Die Beweislast für die haftungsbegründende Kausalität trifft den Kläger, weil der - unterstellte - Behandlungsfehler nicht als grob anzusehen wäre. Ein schwerer Verstoß gegen die Regeln der ärztlichen Kunst wäre in dem Verhalten der Beklagten jedenfalls nicht zu sehen.

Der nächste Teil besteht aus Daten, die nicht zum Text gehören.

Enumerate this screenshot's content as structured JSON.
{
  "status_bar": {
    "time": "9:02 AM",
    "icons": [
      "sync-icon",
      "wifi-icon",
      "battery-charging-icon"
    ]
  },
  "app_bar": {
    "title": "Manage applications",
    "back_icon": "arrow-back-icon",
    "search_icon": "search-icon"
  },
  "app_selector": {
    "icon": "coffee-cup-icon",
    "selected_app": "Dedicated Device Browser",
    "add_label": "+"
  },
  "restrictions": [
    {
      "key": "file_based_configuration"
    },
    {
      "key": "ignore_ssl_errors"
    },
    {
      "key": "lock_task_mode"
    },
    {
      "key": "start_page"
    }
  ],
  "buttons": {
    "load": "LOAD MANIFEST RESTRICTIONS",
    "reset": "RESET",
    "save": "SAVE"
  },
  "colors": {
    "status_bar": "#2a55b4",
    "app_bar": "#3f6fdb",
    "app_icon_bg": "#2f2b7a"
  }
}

Auch bei der Sicherheitsaufklärung kann Anlaß zur ärztlichen Sorge bestehen, daß der Patient durch belastende Hinweise von dem Gebotenen abgehalten wird. So kann der Arzt vorher nicht wissen, wie Patienten - oder wie in diesem Fall die Kindeseltern - auf den Hinweis reagieren und unter Umständen von der Polio-Impfung als dem Gebotenen Abstand nehmen. Wenn der Arzt dann das nahezu nicht erkennbare Risiko nicht erwähnt, so liegt darin jedenfalls kein elementarer Verstoß gegen die therapeutische Beratungspflicht.
Die Nebenentscheidungen folgen aus §§ 91 Abs. 1, 97 Abs. 1, 108, 708 Nr. 10, 711 ZPO.
Das Urteil beschwert den Kläger mit mehr als 60.000,00 DM.